Intervenor points out first, the object of a recording statute is to give notice to persons who might subsequently be interested in either loaning money or buying the mortgaged chattel. There can be no doubt about that. It next points out that the mortgage to *241 plaintiff was executed by defendants on March 22, 1948, in the amount of $1,580 and a note was executed on that same date between the same parties for the same amount due in three months from the date. He points out that this note was renewed on June 22, 1948, for three months and notes executed thereafter until the one sued on by plaintiff was executed on August 1, 1949. Intervenor then states the note and mortgage constitute a single contract, even though executed at different times, and are but one transaction hence when this renewal note was renewed on March 22, 1949, and was given by defendants to the plaintiff there was also in effect a renewal of the mortgage given a year earlier. They argue that this renewal of the original chattel mortgage was no less a mortgage than the original mortgage given a year earlier and imposed upon the bank the same statutory obligation to file it for record as if the transaction had been a new one. Defendants point out that by the time the last note was given plaintiff, mortgagees were residents of McPherson county; plaintiff knew this and it was obligatory on the plaintiff to file the mortgage for recording in that county.

The validity of this argument depends on the weight to be given the argument that the execution of the new notes were in effect the giving of a new mortgage. The authority cited and relied on by the intervenors is not helpful to us since the mortgage in the case cited was a real estate mortgage and there are other factual differences.

There is nothing in G.S. 1935, 58-301, requiring a chattel mortgage to be filed for record in the county to which the property is removed. In fact the statute requires but one recording. We find nowhere in the books any statement that where the note is renewed it amounts to a renewal of the mortgage. As a matter of fact the chattel mortgage in this case provides:

"This mortgage to cover all renewals hereof."

Clearly the parties contemplated only one mortgage.

The rule is stated in 10 Am. Jur. 777, section 95 as follows:

"In the absence of any specific statutory provision regarding the removal of mortgaged property, the record of a chattel mortgage in the town or county where it is required to be originally filed for record constitutes constructive notice to all the world, and the mortgage is valid even though not refiled in the town or county to which the property is subsequently removed."
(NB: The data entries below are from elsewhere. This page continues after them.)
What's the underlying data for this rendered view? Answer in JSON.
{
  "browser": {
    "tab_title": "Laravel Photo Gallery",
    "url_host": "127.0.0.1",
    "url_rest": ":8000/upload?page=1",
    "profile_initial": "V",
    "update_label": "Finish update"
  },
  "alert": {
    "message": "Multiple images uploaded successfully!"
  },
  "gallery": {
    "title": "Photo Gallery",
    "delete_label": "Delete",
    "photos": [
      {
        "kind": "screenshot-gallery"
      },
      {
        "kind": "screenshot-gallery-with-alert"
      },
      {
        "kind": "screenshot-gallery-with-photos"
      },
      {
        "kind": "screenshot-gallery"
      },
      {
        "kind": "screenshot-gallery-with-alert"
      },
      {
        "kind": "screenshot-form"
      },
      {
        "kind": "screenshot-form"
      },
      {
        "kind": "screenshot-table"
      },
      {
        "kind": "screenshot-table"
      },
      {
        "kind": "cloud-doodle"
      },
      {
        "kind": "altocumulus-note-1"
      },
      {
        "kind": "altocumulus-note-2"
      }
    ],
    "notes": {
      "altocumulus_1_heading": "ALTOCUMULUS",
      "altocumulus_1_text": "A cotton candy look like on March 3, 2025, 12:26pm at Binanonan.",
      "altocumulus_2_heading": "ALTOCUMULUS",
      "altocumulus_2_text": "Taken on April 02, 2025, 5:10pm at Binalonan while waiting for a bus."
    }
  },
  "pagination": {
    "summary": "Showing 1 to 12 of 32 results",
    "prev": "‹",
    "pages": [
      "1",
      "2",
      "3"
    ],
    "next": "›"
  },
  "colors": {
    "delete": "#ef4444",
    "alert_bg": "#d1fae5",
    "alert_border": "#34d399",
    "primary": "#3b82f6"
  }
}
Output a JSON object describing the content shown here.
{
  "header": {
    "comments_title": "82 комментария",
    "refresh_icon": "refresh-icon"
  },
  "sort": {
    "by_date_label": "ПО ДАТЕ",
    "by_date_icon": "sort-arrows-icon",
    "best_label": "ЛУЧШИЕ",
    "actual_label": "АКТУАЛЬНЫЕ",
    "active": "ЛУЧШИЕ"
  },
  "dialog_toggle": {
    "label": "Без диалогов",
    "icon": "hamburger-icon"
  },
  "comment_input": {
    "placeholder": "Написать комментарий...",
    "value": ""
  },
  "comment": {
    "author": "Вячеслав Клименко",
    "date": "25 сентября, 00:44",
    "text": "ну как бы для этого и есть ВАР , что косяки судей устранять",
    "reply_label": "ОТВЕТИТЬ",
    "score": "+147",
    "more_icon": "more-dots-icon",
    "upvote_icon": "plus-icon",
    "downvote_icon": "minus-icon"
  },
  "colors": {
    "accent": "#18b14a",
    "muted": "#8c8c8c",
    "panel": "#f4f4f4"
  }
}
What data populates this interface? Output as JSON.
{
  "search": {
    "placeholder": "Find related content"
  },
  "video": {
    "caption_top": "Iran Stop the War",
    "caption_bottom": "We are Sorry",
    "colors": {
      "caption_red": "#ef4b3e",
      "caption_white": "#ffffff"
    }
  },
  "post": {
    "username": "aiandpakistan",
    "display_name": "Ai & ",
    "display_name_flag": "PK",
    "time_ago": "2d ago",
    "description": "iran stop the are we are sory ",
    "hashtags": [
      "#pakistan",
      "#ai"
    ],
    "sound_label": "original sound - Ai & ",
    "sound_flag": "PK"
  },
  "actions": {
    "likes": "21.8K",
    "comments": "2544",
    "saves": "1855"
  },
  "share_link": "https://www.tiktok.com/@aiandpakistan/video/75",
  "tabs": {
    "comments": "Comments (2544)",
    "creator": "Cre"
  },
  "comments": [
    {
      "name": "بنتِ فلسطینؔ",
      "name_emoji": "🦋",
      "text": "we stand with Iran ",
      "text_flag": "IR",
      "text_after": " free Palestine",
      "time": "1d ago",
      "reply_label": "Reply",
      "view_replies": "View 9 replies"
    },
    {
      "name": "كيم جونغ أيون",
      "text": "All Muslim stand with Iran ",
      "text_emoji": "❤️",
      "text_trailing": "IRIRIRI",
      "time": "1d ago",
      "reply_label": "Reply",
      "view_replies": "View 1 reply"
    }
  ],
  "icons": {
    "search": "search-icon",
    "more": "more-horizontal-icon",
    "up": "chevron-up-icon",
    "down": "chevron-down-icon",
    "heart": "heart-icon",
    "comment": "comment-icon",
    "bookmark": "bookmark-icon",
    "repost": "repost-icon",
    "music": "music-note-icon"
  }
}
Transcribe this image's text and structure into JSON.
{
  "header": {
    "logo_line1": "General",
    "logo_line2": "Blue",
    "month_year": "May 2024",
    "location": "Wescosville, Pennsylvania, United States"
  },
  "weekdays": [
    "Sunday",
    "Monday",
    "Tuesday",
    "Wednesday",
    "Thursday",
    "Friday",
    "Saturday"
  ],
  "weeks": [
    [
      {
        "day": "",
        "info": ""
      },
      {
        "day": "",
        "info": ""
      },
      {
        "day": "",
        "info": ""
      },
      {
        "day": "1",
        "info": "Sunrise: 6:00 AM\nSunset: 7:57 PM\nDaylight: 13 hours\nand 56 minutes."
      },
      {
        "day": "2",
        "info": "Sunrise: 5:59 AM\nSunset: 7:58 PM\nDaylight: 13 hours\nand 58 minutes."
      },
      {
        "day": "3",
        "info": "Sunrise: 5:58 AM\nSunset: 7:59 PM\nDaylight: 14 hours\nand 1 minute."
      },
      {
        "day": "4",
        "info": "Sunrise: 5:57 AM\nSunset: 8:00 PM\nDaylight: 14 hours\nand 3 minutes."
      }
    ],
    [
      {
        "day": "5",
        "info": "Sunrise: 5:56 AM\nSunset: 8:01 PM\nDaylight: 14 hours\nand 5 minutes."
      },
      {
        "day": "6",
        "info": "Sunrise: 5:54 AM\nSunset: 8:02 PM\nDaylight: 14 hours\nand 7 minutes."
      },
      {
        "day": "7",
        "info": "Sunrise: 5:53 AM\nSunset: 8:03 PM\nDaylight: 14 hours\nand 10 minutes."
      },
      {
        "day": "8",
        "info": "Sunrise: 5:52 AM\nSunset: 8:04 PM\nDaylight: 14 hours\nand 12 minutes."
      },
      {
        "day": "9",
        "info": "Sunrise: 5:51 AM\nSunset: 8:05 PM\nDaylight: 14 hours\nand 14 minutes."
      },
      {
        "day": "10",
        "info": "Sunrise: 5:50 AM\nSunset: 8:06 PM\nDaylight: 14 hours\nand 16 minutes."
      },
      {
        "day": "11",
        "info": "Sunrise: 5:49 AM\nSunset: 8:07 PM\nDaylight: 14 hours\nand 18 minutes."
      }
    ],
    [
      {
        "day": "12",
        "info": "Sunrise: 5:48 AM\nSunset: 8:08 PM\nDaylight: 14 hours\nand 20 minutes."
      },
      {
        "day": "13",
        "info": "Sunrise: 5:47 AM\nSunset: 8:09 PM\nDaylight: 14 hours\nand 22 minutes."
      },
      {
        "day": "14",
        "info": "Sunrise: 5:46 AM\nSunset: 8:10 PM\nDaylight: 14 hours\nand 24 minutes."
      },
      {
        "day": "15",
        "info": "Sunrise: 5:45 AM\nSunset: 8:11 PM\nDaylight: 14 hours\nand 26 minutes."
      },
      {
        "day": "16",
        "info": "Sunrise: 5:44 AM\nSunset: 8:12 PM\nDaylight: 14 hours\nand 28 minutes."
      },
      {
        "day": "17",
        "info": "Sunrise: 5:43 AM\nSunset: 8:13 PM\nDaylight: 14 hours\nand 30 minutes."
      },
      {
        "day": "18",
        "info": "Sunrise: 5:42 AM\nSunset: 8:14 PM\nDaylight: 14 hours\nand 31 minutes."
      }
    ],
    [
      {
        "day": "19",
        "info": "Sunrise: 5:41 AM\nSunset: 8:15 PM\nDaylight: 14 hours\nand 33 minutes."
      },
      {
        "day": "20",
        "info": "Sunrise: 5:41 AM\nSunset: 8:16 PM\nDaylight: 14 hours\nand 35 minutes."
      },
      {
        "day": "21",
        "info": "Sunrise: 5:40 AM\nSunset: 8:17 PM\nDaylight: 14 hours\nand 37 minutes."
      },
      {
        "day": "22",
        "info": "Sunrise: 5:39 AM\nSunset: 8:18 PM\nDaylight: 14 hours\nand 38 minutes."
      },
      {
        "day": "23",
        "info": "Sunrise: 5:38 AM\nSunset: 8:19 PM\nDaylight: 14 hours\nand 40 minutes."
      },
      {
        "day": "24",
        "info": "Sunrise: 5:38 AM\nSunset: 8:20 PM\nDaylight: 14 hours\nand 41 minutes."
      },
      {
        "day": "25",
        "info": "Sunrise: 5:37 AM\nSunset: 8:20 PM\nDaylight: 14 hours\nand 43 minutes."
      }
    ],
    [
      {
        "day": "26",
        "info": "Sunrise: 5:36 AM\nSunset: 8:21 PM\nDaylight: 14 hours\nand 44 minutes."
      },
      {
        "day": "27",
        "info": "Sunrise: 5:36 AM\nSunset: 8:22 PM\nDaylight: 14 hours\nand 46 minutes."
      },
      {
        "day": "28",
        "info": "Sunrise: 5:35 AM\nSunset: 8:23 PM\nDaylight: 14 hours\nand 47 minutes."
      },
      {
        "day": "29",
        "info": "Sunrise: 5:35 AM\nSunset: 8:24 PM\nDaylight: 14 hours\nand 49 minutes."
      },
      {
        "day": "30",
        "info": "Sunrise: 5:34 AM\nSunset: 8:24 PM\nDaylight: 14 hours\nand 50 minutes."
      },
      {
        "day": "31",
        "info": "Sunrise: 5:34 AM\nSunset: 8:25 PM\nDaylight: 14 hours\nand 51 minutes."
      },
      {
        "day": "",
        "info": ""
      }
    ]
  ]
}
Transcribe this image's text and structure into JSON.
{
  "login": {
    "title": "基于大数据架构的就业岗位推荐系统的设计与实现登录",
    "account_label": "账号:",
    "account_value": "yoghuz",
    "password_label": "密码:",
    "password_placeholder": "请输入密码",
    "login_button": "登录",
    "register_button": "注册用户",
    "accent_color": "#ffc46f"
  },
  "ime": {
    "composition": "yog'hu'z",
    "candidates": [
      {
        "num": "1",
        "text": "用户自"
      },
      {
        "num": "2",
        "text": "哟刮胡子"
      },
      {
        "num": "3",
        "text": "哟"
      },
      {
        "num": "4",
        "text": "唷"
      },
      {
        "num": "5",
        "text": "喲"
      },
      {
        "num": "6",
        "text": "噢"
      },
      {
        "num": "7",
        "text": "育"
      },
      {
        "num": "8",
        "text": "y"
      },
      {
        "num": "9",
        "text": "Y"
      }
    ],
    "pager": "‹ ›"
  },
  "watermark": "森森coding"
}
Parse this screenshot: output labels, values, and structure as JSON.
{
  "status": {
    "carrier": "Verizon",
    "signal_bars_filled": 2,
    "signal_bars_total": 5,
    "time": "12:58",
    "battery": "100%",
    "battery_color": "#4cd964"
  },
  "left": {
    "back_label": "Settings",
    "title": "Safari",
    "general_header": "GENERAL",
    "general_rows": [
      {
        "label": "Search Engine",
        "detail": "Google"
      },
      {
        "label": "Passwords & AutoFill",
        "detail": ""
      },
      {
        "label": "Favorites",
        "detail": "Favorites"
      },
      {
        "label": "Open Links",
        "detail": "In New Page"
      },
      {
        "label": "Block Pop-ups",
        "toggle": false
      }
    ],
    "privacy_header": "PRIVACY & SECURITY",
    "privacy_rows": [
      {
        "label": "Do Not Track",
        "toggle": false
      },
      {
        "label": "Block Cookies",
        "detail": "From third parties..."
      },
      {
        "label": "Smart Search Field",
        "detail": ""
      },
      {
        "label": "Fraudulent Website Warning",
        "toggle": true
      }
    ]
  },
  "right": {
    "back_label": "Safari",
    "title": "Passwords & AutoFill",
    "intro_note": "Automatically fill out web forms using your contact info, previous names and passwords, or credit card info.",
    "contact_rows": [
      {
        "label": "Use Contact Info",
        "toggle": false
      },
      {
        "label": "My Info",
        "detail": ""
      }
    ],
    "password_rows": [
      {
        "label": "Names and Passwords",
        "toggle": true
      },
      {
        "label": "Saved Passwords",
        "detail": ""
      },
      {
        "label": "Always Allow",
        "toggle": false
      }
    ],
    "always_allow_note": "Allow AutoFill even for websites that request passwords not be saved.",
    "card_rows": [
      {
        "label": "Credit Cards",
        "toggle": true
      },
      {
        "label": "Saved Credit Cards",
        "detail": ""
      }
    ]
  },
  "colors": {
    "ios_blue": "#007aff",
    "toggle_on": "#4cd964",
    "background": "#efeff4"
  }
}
(See, also, Note in 103 A.L.R. 198.) The purpose of the chattel mortgage recording statute is described in Jones on Chattel Mortgages (Bowers 6th Ed. 1933) sec. 260, p. 434 as follows:

*242 "The object in requiring a record of the mortgage is to give publicity to it, and to provide a source of information common to all persons, so that they may determine, with some degree of facility, convenience, and certainty, the question of title to the property, whenever they may be interested to know it, while at the same time it is not among the purposes of the recording acts to subject a bona fide mortgagee to the inconvenience of the constant vigilance and ceaseless watching which would be requisite to guard and secure his interests, if he were obliged to record his mortgage in every town into which the mortgagor might see fit to remove with the property. If he were required to do this, his security would be well-nigh worthless; for before he could do this, a creditor of the mortgagor might seize the property by process of law, or the mortgagor himself might pass the title to it by way of sale to an innocent purchaser."

This rule does not leave entirely without remedy those dealing with mortgagors of automobiles, where the proposed mortgagor has removed from the county where a prior mortgage was recorded. In this case the intervenor could have ascertained the former residence of the mortgagor by examination of the certificate of title to the car in question. An examination of the records in the proper office of Marion county would have disclosed the existence of the prior mortgage.

The judgment of the trial court is affirmed.